South Bend, Ind., mayor and Democratic presidential candidate Pete Buttigieg compared the fight against climate change to such pivotal moments in American history as the American Revolution and the civil rights movement.
"I actually think this is one of those moments that, like many moments in American history, really pivotal ones like maybe the American Revolution itself, the struggle for civil rights, it may be that of all the things we are doing right now, the thing we are going to be remembered for will boil down to where we were on this issue," Buttigieg said during MSNBC's climate forum on Friday.
The climate debate has become a favorite topic among the 2020 Democratic presidential candidates.
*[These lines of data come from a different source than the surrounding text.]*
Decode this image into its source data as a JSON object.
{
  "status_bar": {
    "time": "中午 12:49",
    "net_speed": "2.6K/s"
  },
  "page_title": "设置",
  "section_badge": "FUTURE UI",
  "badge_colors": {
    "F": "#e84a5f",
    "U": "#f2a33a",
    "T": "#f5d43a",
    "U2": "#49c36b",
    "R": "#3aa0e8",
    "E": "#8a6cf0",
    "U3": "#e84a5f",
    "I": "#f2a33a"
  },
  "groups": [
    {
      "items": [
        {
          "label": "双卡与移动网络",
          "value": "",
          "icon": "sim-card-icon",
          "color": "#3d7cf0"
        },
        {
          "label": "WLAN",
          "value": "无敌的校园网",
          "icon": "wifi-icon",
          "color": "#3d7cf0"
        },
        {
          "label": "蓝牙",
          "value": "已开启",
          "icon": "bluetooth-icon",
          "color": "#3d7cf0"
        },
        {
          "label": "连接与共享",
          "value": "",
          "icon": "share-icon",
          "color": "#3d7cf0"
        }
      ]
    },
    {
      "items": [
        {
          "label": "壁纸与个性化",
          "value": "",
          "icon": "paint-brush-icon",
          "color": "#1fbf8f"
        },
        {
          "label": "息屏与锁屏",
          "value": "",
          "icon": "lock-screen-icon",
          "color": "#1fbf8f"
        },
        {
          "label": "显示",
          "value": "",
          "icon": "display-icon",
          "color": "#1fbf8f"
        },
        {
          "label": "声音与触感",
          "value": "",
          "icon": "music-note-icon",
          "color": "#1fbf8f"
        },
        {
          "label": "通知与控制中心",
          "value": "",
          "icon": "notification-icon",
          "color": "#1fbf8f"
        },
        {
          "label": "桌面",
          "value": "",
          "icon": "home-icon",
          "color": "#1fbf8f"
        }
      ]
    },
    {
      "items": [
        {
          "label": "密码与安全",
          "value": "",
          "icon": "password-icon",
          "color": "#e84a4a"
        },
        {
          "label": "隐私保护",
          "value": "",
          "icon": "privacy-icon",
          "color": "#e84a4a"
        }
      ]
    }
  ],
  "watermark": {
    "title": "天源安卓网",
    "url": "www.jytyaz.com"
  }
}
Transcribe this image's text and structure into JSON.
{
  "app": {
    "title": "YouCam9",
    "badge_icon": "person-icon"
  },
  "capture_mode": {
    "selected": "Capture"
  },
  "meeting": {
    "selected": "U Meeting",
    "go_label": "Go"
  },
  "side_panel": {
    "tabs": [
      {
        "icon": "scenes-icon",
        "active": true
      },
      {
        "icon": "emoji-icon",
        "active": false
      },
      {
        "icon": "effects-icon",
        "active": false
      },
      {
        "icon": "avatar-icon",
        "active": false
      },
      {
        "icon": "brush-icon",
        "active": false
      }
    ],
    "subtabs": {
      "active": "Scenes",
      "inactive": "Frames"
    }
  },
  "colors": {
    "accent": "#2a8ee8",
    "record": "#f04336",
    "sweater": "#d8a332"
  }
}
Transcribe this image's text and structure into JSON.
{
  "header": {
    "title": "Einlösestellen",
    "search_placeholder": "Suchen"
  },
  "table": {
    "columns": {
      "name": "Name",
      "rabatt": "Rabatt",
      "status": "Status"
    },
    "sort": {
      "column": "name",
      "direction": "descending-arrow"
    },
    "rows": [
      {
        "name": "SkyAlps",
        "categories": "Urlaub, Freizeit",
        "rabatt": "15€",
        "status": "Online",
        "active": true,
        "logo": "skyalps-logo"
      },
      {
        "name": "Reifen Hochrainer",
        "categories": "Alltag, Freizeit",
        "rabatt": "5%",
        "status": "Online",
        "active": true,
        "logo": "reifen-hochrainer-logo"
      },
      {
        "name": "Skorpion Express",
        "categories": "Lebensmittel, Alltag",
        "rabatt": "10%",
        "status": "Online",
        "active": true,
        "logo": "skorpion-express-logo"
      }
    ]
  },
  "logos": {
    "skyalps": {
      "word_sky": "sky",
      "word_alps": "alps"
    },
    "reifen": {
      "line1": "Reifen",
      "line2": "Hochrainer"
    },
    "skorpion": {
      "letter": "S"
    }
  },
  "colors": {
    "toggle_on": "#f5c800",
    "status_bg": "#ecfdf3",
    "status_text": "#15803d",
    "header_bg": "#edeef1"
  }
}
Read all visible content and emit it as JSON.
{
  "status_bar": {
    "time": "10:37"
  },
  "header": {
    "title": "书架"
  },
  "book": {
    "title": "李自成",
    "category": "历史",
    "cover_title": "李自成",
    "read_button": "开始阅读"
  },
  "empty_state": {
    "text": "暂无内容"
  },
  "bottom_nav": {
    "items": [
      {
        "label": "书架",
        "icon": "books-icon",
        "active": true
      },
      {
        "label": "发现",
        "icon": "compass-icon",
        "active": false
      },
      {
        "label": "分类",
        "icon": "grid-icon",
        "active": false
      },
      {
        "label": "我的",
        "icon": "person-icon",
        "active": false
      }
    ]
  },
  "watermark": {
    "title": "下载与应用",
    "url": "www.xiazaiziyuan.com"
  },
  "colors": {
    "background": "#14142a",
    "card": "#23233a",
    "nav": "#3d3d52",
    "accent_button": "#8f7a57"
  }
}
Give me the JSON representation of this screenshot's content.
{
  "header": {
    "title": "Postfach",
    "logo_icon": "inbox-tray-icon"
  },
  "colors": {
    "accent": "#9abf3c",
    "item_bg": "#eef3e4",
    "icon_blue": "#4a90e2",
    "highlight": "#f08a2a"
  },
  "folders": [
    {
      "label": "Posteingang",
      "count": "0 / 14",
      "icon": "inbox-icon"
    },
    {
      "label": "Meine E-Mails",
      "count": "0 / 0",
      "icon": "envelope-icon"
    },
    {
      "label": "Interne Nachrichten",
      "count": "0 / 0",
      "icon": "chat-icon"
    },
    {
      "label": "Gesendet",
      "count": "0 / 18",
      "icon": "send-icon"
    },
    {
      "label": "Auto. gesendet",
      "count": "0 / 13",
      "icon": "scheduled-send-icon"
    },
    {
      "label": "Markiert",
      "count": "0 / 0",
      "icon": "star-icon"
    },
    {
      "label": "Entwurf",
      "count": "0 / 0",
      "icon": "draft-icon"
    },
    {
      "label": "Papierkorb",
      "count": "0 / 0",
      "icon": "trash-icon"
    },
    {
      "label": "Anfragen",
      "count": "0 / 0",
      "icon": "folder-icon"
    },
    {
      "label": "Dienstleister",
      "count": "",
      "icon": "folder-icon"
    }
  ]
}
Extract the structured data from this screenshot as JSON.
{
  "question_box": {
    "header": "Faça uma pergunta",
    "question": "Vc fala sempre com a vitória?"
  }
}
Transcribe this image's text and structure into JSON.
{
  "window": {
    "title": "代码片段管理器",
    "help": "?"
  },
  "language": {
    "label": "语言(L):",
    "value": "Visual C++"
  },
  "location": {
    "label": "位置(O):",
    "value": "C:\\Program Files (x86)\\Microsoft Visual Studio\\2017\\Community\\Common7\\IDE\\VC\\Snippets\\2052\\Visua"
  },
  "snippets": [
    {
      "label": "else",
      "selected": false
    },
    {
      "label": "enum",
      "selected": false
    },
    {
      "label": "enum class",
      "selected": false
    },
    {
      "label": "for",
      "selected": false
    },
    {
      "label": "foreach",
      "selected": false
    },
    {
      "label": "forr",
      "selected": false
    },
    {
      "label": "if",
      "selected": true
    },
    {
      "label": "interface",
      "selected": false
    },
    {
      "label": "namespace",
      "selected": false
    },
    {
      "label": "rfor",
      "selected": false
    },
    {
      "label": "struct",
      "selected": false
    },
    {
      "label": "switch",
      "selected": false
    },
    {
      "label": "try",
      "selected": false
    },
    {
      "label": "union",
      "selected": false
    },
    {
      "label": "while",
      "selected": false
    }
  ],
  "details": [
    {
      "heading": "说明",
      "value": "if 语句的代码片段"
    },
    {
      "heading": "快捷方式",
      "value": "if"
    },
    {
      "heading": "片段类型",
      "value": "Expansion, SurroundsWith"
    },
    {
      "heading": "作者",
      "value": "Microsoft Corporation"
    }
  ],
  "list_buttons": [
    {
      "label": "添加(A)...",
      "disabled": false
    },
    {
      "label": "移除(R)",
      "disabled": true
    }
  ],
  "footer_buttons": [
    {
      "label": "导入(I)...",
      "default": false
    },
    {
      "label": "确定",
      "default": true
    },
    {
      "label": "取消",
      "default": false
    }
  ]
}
MSNBC's two-day forum was the second televised climate forum to take place in September. CNN aired a seven-hour forum with 10 candidates on September 4.
Candidates have proposed sweeping environmental plans, most notably Sen. Bernie Sanders's (I., Vt.) $16 trillion Green New Deal. Buttigieg's own climate plan is estimated to cost $1.5 trillion.
At the MSNBC forum, host Ali Velshi asked Buttigieg to explain why his climate agenda would cost less than his competitors' plans.
"Your plan is actually smaller than a lot of your competitors in terms of the math in terms of the money you're allocating for it," Velshi said. "Talk to me about that, it's many times smaller than some of your competitors."
Buttigieg said his approach is ambitious and should not be measured by how much it costs but by the results it will produce.
"It depends whether you measure the ambition of a plan by how much money it is taxing and pumping through the U.S. Treasury in order to solve the problem versus measuring it based on the outcomes," Buttigieg said. "And maybe it is just my experience as a mayor because a lot of times we've been in situations where people measure what we were doing by how much we were putting in, in terms of money. And I was much more focused on how much we were getting out in terms of results."
Buttigieg has averaged less than 6 percent in recent polls, according to RealClearPolitics.